As primeiras manifestações de caminhada ao jazigo de Frei Bruno, registram-se após o seu falecimento em 1960. Na época alguns devotos de forma espontânea se dirigiam ao local para rezar, agradecer e pedir graças. Em 1985 quando completaram 25 anos de sua morte, a Câmara de Vereadores de Joaçaba organizou uma romaria que chegou a reunir 2.500 pessoas.

Pelas pequenas coisas, tal como o grão de mostarda citado no Evangelho, é que surgem as grandes realizações, assim começa o relato do deputado estadual Iraí Zilio em uma entrevista à Rádio Catarinense: "Na época como sempre tive problemas de saúde, eu estava internado no Hospital Nossa Senhora das Graças em Curitiba e eu sempre tive uma certa devoção em Frei Bruno, sempre tive muito respeito por ele, até porque minha Primeira Comunhão, na Capela de Santa Helena, quem oficiou foi Frei Bruno, lembro bem, já bastante velhinho, já praticamente no final de sua exemplar vida de trabalho de atividade religiosa.

Depois que ele morreu foi que começaram a contar os fatos, os milagres que eram a ele atribuídos. Isso aumentou minha fé e minha admiração. Então comecei a pensar que algo precisava ser feito para ele, para aquela alma tão bondosa. Pensava que precisava ser feita uma capela, uma romaria e eu associava isso ao povo, etc. Como eu estava hospitalizado em Curitiba, Normélio meu irmão, me mandou um rádio e o portador desse rádio foi Nico Weiss, marido da dona Alcione que é atualmente, uma das coordenadoras da romaria. Juntamente com esse rádio, recebi alguns folderes (novenas) do Frei Bruno, que me foram mandados por dona Leda Weiss. Era exatamente o que eu queria, o
que eu precisava e foi o grão de mostarda.

Evidentemente, eu tinha orações e eu então comecei a refletir: agora vou assumir um compromisso e faço uma promessa: quando retornar a Joaçaba, vamos organizar romaria todos os anos para Frei Bruno. Observei a data de seu passamento, 25 de fevereiro e pensei: todo o último domingo de fevereiro vamos fazer uma romaria para Frei Bruno.

Conversei então com o meu primo Gilberto Zamoner que tinha a possibilidade de me apoiar do ponto de vista logístico, com dona Leda que era a pessoa que continuava o processo de divulgação da imagem e das obras de Frei Bruno e, como tínhamos equipamentos de som, assumimos também a responsabilidade pela sonorização. Com apoio dos amigos fizemos a primeira romaria, que contou com a participação de cerca de 10 mil pessoas em fevereiro de 1987.

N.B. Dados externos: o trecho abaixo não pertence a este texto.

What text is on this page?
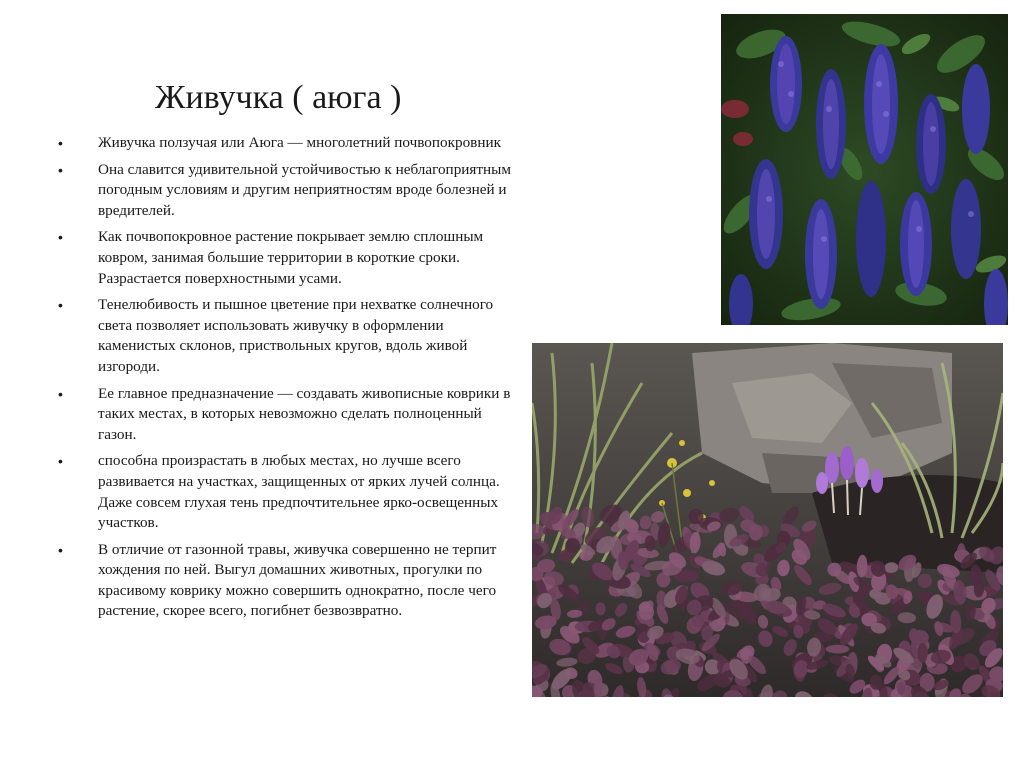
Живучка ( аюга )
• Живучка ползучая или Аюга — многолетний почвопокровник
• Она славится удивительной устойчивостью к неблагоприятным погодным условиям и другим неприятностям вроде болезней и вредителей.
• Как почвопокровное растение покрывает землю сплошным ковром, занимая большие территории в короткие сроки. Разрастается поверхностными усами.
• Тенелюбивость и пышное цветение при нехватке солнечного света позволяет использовать живучку в оформлении каменистых склонов, приствольных кругов, вдоль живой изгороди.
• Ее главное предназначение — создавать живописные коврики в таких местах, в которых невозможно сделать полноценный газон.
• способна произрастать в любых местах, но лучше всего развивается на участках, защищенных от ярких лучей солнца. Даже совсем глухая тень предпочтительнее ярко-освещенных участков.
• В отличие от газонной травы, живучка совершенно не терпит хождения по ней. Выгул домашних животных, прогулки по красивому коврику можно совершить однократно, после чего растение, скорее всего, погибнет безвозвратно.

Só que surgiu um problema: o Vigário da Paróquia de Joaçaba entendendo que não deveria ser todos os anos começou a por obstáculos fiquei aborrecido com isso. Não apenas eu, mas também os devotos de Frei Bruno. Passaram-se dois anos e aconteceu mais uma Romaria. Dona Leda Weiss continuava distribuindo as novenas de Frei Bruno que mandava fazer com ajuda financeira das amigas e vizinhas. A fé tocou também o coração de seu neto que numa tarde, convidou sua mãe, para procurar o novo vigário Padre Luis Carlos Bortolozzo e se colocar a disposição para dar continuidade as Romarias, o que foi aceito pelo novo Padre. Devoto de Frei Bruno, Padre Luis Carlos foi um grande incentivador das Romarias, deixando a parte da divulgação, organização e ao que se referia a Frei Bruno (túmulo, museu, novenas etc.) aos cuidados da Família Weiss que, com o passar dos anos, foi aumentando o número de devotos voluntários que hoje trabalham incansavelmente nas Romarias e outros eventos que se referem ao Frei.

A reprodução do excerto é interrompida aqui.